Anthony Basso

Personal information
- Date of birth: 4 July 1979
- Place of birth: Besançon, France
- Date of death: 23 January 2025 (aged 45)
- Place of death: Besançon, France
- Height: 1.91 m (6 ft 3 in)
- Position: Goalkeeper

Senior career*
- Years: Team / Apps / (Gls)
- 1999–2001: Auxerre / 0 / (0)
- 2001–2004: Udinese / 1 / (0)
- 2001–2002: → Viterbese (loan) / 23 / (0)
- 2002–2003: → Benevento (loan) / 8 / (0)
- 2003–2004: → Chieti (loan) / 21 / (0)
- 2004–2006: Viking / 36 / (0)
- 2006–2007: Auxerre / 0 / (0)
- 2007–2009: Heart of Midlothian / 7 / (0)
- 2010–2011: Besançon / 4 / (0)
- 2011: Yverdon-Sport / 15 / (0)

= Anthony Basso =

French footballer (1979–2025)

Anthony Basso (4 July 1979 – 23 January 2025) was a French professional footballer who played as a goalkeeper.

==Career==

===Early career===
Basso began his career with the French side Auxerre, but left at a young age to join the Serie A side Udinese. His time in Italy was ultimately unsuccessful, as he made only one appearance for Udinese and spent the rest of the time out on loan at three different lower-league teams. In August 2004, Basso moved on to Tippeligaen side Viking, where he enjoyed a good spell, the highlight of which was his performance in the shock 1–0 home victory over Ligue 1 club Monaco in the 2005–06 UEFA Cup group stage. This performance enhanced his reputation in his homeland and alerted the interest of several Ligue 1 teams.

===Return to Auxerre===
In July 2006, Basso completed his return to Auxerre following the departure of fellow keeper Sébastien Hamel to Marseille. Viking had hoped to hold on to their keeper but relented due to his expiring contract and desire to return to his former club. Upon his arrival, he described returning as a "dream" and announced his intention to compete with veteran Fabien Cool to be the starting goalkeeper. However, both Basso and Cool suffered long-term injuries and in December 2006 Auxerre signed Nancy goalkeeper Olivier Sorin, meaning Basso had slipped to third-choice keeper. Following Cool's retirement at the end of the season, Auxerre signed young Lyon goalkeeper Rémy Riou, making Basso's prospects of first-team football look increasingly bleak.

===Heart of Midlothian===
Basso joined Heart of Midlothian on trial in August 2007, and joined permanently later that month. He made his debut against St Mirren on 30 September 2007 at Love Street, in which Hearts won the game 3–1. Towards the end of the 2007–08 season, Basso was dropped from the Hearts team as it emerged that talks over a new contract had broken down; his agent suggested that unless Hearts improved their contract offer, Basso might leave.
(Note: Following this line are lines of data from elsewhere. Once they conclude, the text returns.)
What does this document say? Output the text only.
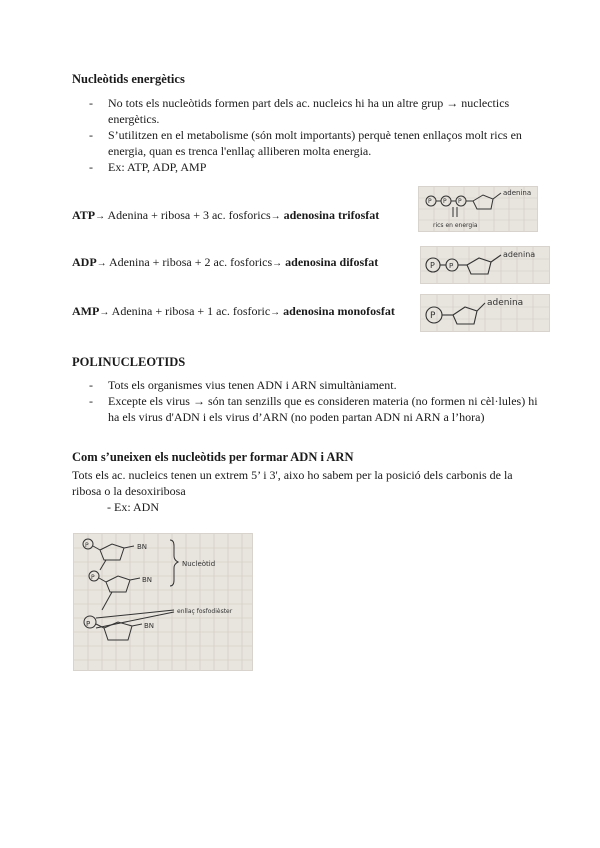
Nucleòtids energètics
- No tots els nucleòtids formen part dels ac. nucleics hi ha un altre grup → nuclectics energètics.
- S’utilitzen en el metabolisme (són molt importants) perquè tenen enllaços molt rics en energia, quan es trenca l'enllaç alliberen molta energia.
- Ex: ATP, ADP, AMP
ATP→ Adenina + ribosa + 3 ac. fosforics→ adenosina trifosfat
P P P
adenina
rics en energia
ADP→ Adenina + ribosa + 2 ac. fosforics→ adenosina difosfat	P P
adenina
AMP→ Adenina + ribosa + 1 ac. fosforic→ adenosina monofosfat	P
adenina
POLINUCLEOTIDS
- Tots els organismes vius tenen ADN i ARN simultàniament.
- Excepte els virus → són tan senzills que es consideren materia (no formen ni cèl·lules) hi ha els virus d'ADN i els virus d’ARN (no poden partan ADN ni ARN a l’hora)
Com s’uneixen els nucleòtids per formar ADN i ARN
Tots els ac. nucleics tenen un extrem 5’ i 3', aixo ho sabem per la posició dels carbonis de la ribosa o la desoxiribosa
- Ex: ADN
P
P
P
BN
BN
BN
Nucleòtid
enllaç fosfodièster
Basso was left out of the Hearts squad for their pre-season training camp in Germany, which raised serious questions over his future at the club. Manager Csaba László told Basso he was surplus to requirements and that he was free to look for another club. Scottish First Division side Livingston, where Basso's agent Tommaso Angelini is a director, approached Basso in the hope of signing the Frenchman on a season-long loan deal but Bulgarian side Levski Sofia were also credited with an interest. On 28 January 2009, it was announced Basso had been released by Hearts.

===Later career===
After being without a club for the rest of 2009, Basso eventually joined Besançon of the French fourth division for the 2010–11 season. Playing only a handful of matches, he transferred to Yverdon-Sport of the Swiss Challenge League in early 2011.

==Death==
Basso died in Besançon, France, on 23 January 2025, at the age of 45.